Karena kesadaran ingin mencipta dengan sebuah gambaran besar itulah, film ini terasa riuh rendah dengan sketsa lugas kehidupan kiwari bangsa ini. Ada caleg yang serbagombal. Ada dukun-dukun yang memberi janji-janji kemakmuran serbaklenik. Ada televisi yang menyajikan angan-angan. Ada polisi yang menerima suap. Ada Satpol PP yang tak mau pusing, dan memutuskan memenjara orang agar mereka tak pusing lagi. Tapi, ada juga orang-orang yang ingin keluar dari kubangan gelap itu.
“Ini negara bebas…. Yang mau nyopet, nyopet! Yang mau ngasong, ngasong!”
Latar dunia gelap itu, geng para pencopet itu, tampil begitu hidup, sehidup kekumuhan Jakarta yang berulangkali didatangi kamera film ini. Untuk soal itu, Deddy Mizwar memuji setinggi langit Aria Kusumadewa (sutradara Beth) ketika mengomentari gambaran daerah kumuh dan anak jalanan yang realistis dalam film ini, di samping memuji Musfar Yasin sang penulis skenario yang bertahun-tahun hidup dengan anak jalanan dan para copet betulan. “Wah, itu Aria ahlinya deh. Saya Alhamdulillah ketika dia bilang mau bantuin di film ini….” Kata Deddy kepada Rumahfilm.org.
Aria juga membantu Deddy mencari anak jalanan sungguhan untuk casting Alangkah. “Kalau lagi bikin film, bagian yang paling membuat saya nggak bisa tidur adalah waktu pencarian casting,” kata Deddy.

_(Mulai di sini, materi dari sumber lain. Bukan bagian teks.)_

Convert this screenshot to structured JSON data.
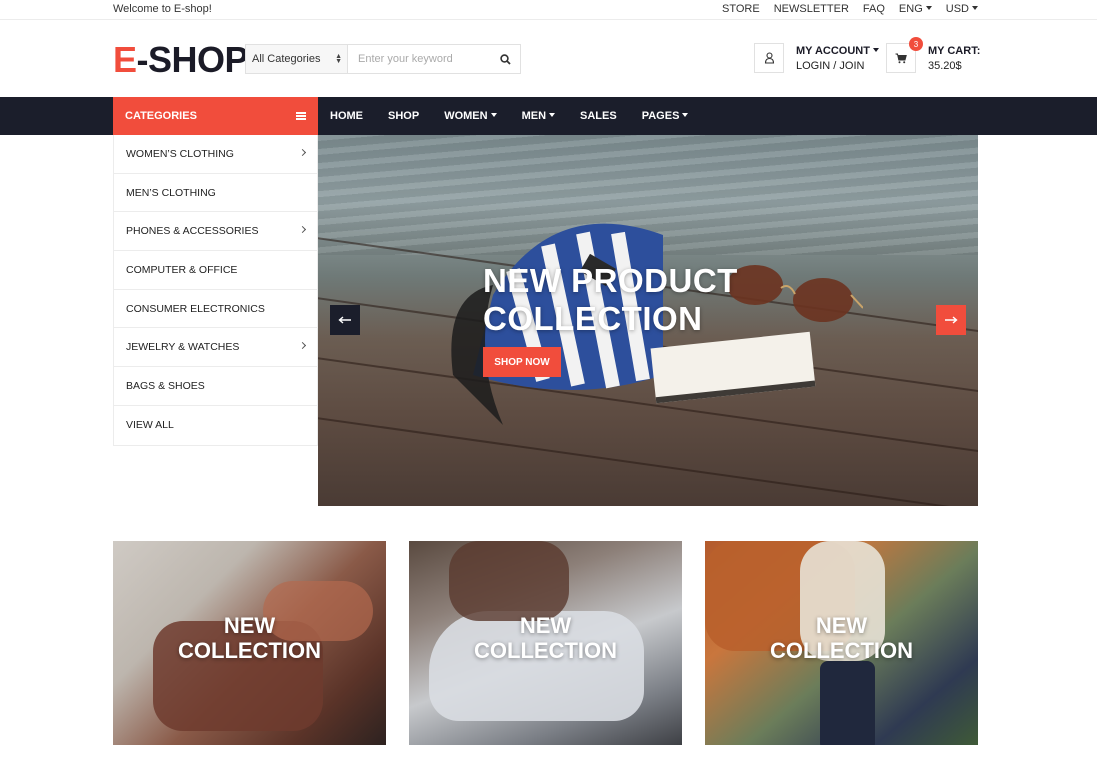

Ini mencerminkan gagasan sinematik Deddy, yang mementingkan karakterisasi tokoh serta seniperan ketimbang kepiawaian fotografis (atau “estetika gambar”). Ia menceritakan si pemeran Glenn yang memang sangat “seram” waktu pertama jumpa – dan tak kenal sama sekali pada Deddy Mizwar. “Kalau kamu lihat tadi, ada adegan mandi si Glenn itu gemetar kedinginan, memang dia gemetar betulan, biasanya kagak pernah mandi,” kata Deddy tertawa.
Realisme itu menjadi sebuah pengimbang dari naskah yang bersifat parodi, serba mengarikaturkan. Kelemahan terbesar naskah ini adalah keluguan Muluk, bahwa “kalau lu nyari duit dengan halal, maka nggak ada alasan mereka menangkap lu.” Tapi, jelas, di sini Deddy dan Musfar sedang menerapkan semacam litentia poetica – ketika pakem ataupun keharusan bisa dibengkokkan demi sampainya maksud cerita.
“Mungkin saya sudah tua, ya. Buat orang seusia saya, masalah cinta-cintaan antara lawan jenis itu sudah nggak penting lagi,” kata Deddy Mizwar ketika Rumahfilm.org bertanya kenapa dalam film-filmnya nyaris selalu ada lagu kebangsaan. “Buat saya, sekarang, yang penting adalah kecintaan pada bangsa ini,” lanjut Deddy. Klise? Khutbah? Tapi, jika dijajarkan dengan para sineas kita yang lain, yang kini aktif, bisa jadi mengucap klise demikian adalah keberanian tersendiri. Memang, bukankah sedikit sekali sineas kita sesudah era Reformasi yang secara konsisten bicara tentang korupsi dan bangsa?
Dan dengan berani film ini ditutup oleh pertanyaan. Dengan berani, akhir film bukanlah kesimpulan yang menyenangkan atau membuai. Dengan berani film ini tidak berhenti pada harapan kosong.
Dalam ending film yang boleh jadi salah satu yang terbaik dalam sejarah film nasional –setidaknya sesudah reformasi ini– film ini seolah “berteriak”. Ending itu melibatkan 400 orang pemain, dikoreografi dalam rangkaian adegan yang bersambungan antara serangkai adegan yang diiringi lagu Balada Sejuta Wajah (Achmad Albar & Ian Antono), disambung rangkaian adegan yang diiringi lagu Tanah Airku ciptaan Ibu Sud. Banyak yang terjadi di situ.
Harapan-harapan terbanting. Orang baik tak selamanya mendapat ganjaran baik. Agama belum terlihat mampu memberi jawaban jitu. Amanat Undang-Undang Dasar belum terlaksana. Dan justru dengan menyajikan kenyataan-kenyataan getir itu, film ini tak melarikan diri dari kenyataan. Ia tidak pasif, tidak pula “aktif lari” seperti ungkapan Woody Allen di atas. Ia mencari jalan lain: ia aktif bertanya, dan aktif menjebloskan kita pada pertanyaan-pertanyaan itu.
Film ini bertanya, berteriak, mengkritik, tanpa bungkus pikiran-pikiran njelimet atau fashionable, dan justru karena itu film ini mengajukan sikap: ia tak mau meninggalkan Indonesia.